I feed ProSeries and my animals love it!

I also live in Canada but on the east coast. It's made out here and a lot of my friends feed it also. Orijen is definitely a good food, and I looked at purchasing it prior to going with PS. Only problem it is very very expensive. I settled with ProSeries because of the ingredients (which are not bad at all....c'mon guys Chicken meal and fish meal are the first 2 ingredients) and also because it's around $40 CAN for 15kg. That's like half the price of Orijen. I've got my cats on the cat food, which is a holistic line (since cats ARE strict carnivores) http://www.proseriespet.ca/en/proseries-holistic-adult

Anyway...It is a great food. It's cool to see someone else in the same shoes as me. Hopefully the food will get the recognition it deserves over time, as far as I believe it is fairly new.
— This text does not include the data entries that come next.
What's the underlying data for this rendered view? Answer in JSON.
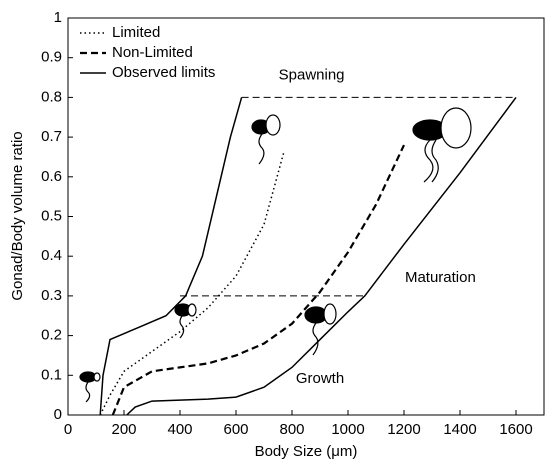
{
  "chart_data": {
    "type": "line",
    "xlabel": "Body Size (μm)",
    "ylabel": "Gonad/Body volume ratio",
    "xlim": [
      0,
      1700
    ],
    "ylim": [
      0,
      1
    ],
    "xticks": [
      0,
      200,
      400,
      600,
      800,
      1000,
      1200,
      1400,
      1600
    ],
    "yticks": [
      0,
      0.1,
      0.2,
      0.3,
      0.4,
      0.5,
      0.6,
      0.7,
      0.8,
      0.9,
      1
    ],
    "legend": "upper left",
    "series": [
      {
        "name": "Limited",
        "color": "#000000",
        "dash": "dotted",
        "x": [
          115,
          150,
          200,
          300,
          400,
          500,
          600,
          700,
          770
        ],
        "values": [
          0,
          0.05,
          0.11,
          0.16,
          0.21,
          0.27,
          0.35,
          0.48,
          0.66
        ]
      },
      {
        "name": "Non-Limited",
        "color": "#000000",
        "dash": "dashed",
        "x": [
          160,
          200,
          300,
          400,
          500,
          600,
          700,
          800,
          900,
          1000,
          1100,
          1200
        ],
        "values": [
          0,
          0.07,
          0.11,
          0.12,
          0.13,
          0.15,
          0.18,
          0.23,
          0.31,
          0.41,
          0.53,
          0.68
        ]
      },
      {
        "name": "Observed limits",
        "color": "#000000",
        "dash": "solid",
        "x": [
          115,
          125,
          150,
          250,
          350,
          420,
          480,
          530,
          580,
          620,
          null,
          210,
          240,
          300,
          500,
          600,
          700,
          800,
          900,
          1000,
          1060,
          1200,
          1400,
          1600
        ],
        "values": [
          0,
          0.1,
          0.19,
          0.22,
          0.25,
          0.3,
          0.4,
          0.55,
          0.7,
          0.8,
          null,
          0,
          0.02,
          0.035,
          0.04,
          0.045,
          0.07,
          0.12,
          0.19,
          0.26,
          0.3,
          0.43,
          0.61,
          0.8
        ]
      }
    ],
    "hlines": [
      {
        "y": 0.8,
        "xmin": 620,
        "xmax": 1590
      },
      {
        "y": 0.3,
        "xmin": 400,
        "xmax": 1060
      }
    ],
    "annotations": [
      {
        "text": "Spawning",
        "x": 870,
        "y": 0.855
      },
      {
        "text": "Maturation",
        "x": 1330,
        "y": 0.345
      },
      {
        "text": "Growth",
        "x": 900,
        "y": 0.09
      }
    ]
  }
}
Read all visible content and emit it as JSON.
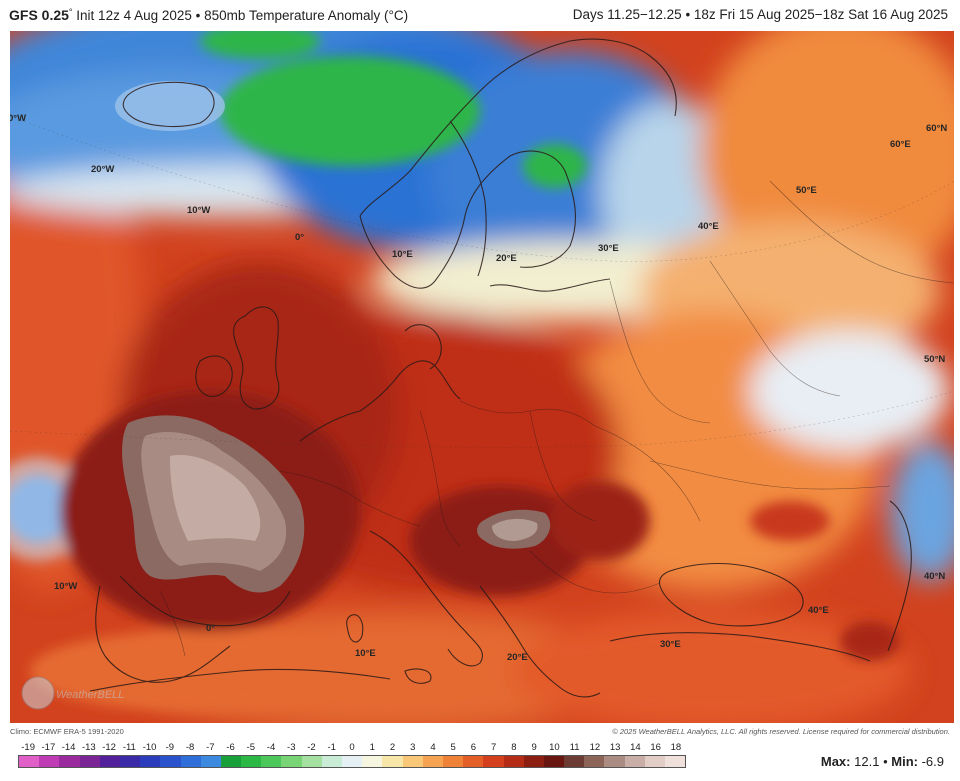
{
  "header": {
    "model": "GFS 0.25",
    "degree": "°",
    "init": "Init 12z 4 Aug 2025",
    "sep": "•",
    "product": "850mb Temperature Anomaly (°C)",
    "valid": "Days 11.25−12.25 • 18z Fri 15 Aug 2025−18z Sat 16 Aug 2025"
  },
  "grid_labels": {
    "lon_30w": "0°W",
    "lon_20w": "20°W",
    "lon_10w_top": "10°W",
    "lon_0_top": "0°",
    "lon_10e_top": "10°E",
    "lon_20e_top": "20°E",
    "lon_30e_top": "30°E",
    "lon_40e_top": "40°E",
    "lon_50e_top": "50°E",
    "lat_60n": "60°N",
    "lon_60e": "60°E",
    "lat_50n": "50°N",
    "lat_40n": "40°N",
    "lon_10w_bottom": "10°W",
    "lon_0_bottom": "0°",
    "lon_10e_bottom": "10°E",
    "lon_20e_bottom": "20°E",
    "lon_30e_bottom": "30°E",
    "lon_40e_bottom": "40°E"
  },
  "watermark": "WeatherBELL",
  "credits": {
    "left": "Climo: ECMWF ERA-5 1991-2020",
    "right": "© 2025 WeatherBELL Analytics, LLC. All rights reserved. License required for commercial distribution."
  },
  "colorbar": {
    "ticks": [
      "-19",
      "-17",
      "-14",
      "-13",
      "-12",
      "-11",
      "-10",
      "-9",
      "-8",
      "-7",
      "-6",
      "-5",
      "-4",
      "-3",
      "-2",
      "-1",
      "0",
      "1",
      "2",
      "3",
      "4",
      "5",
      "6",
      "7",
      "8",
      "9",
      "10",
      "11",
      "12",
      "13",
      "14",
      "16",
      "18"
    ],
    "colors": [
      "#e060c8",
      "#c03cb4",
      "#9a2a9e",
      "#7a2496",
      "#52209a",
      "#3a2aa8",
      "#2a3cbc",
      "#2a52cc",
      "#2f6ed8",
      "#3c8ae0",
      "#1aa03a",
      "#2cb844",
      "#4cc85a",
      "#78d474",
      "#a4e0a0",
      "#c8ecd6",
      "#e4f0f4",
      "#f6f6e0",
      "#f6e6a8",
      "#f8c878",
      "#f6a452",
      "#f08238",
      "#e45e28",
      "#d4401e",
      "#b42c16",
      "#8c1e12",
      "#6a1610",
      "#6c3c34",
      "#8c6458",
      "#aa8c82",
      "#c8aea6",
      "#e2ccc6",
      "#f0e0dc"
    ],
    "stat_max_label": "Max:",
    "stat_max": "12.1",
    "stat_sep": "•",
    "stat_min_label": "Min:",
    "stat_min": "-6.9"
  },
  "colors": {
    "cold_green": "#2fb54a",
    "cold_blue": "#3f7fd8",
    "neutral": "#e8eef4",
    "warm_orange": "#f08a3c",
    "hot_red": "#cf3a1c",
    "extreme_brown": "#8a6a62"
  }
}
Nes - There is a where-to-buy tab on the webpage. From my experience companies don't always update them. You could always call.


----------



## Nes (Aug 27, 2009)

MikeFrisk said:


> Nes - There is a where-to-buy tab on the webpage. From my experience companies don't always update them. You could always call.


Yeah I keep wondering if there is somewhere closer to me that they just haven't put up on the site. The store in Kemptville closed down over a year ago (they are closest) and now we're going an hour round trip to a store that closes at 5 and hubby doesn't usually get off until 6 and he has the truck during the day .

We switched them over to Nutram because we're doggy sitting and it's easier to have everyone on the same food (or else our girls get really jealous) but I just don't like it as much as the ProSeries! 

We only tried the cat food once when it went on sale, how do you find it? I liked it for the one container that we bought but we've got a kitten & so buying two kinds of ProSeries catfood was getting a little expensive (I just havn't found it as good a value as the dog food is).


----------



## MikeFrisk (Sep 9, 2009)

Nes said:


> We only tried the cat food once when it went on sale, how do you find it? I liked it for the one container that we bought but we've got a kitten & so buying two kinds of ProSeries catfood was getting a little expensive (I just havn't found it as good a value as the dog food is).


Well they have the catfood in bags now, and yeah you do pay a bit more for it. Probably because they tailored the formula more towards a cats tastes. We feed the adult and We love it. It has hairball, urinary tract control, dental and also has glucosamine in chondroitin. Pretty much everything you could ever need.

Like I said though, I was in your shoes before and I ended up finding something closer. Good Luck!


----------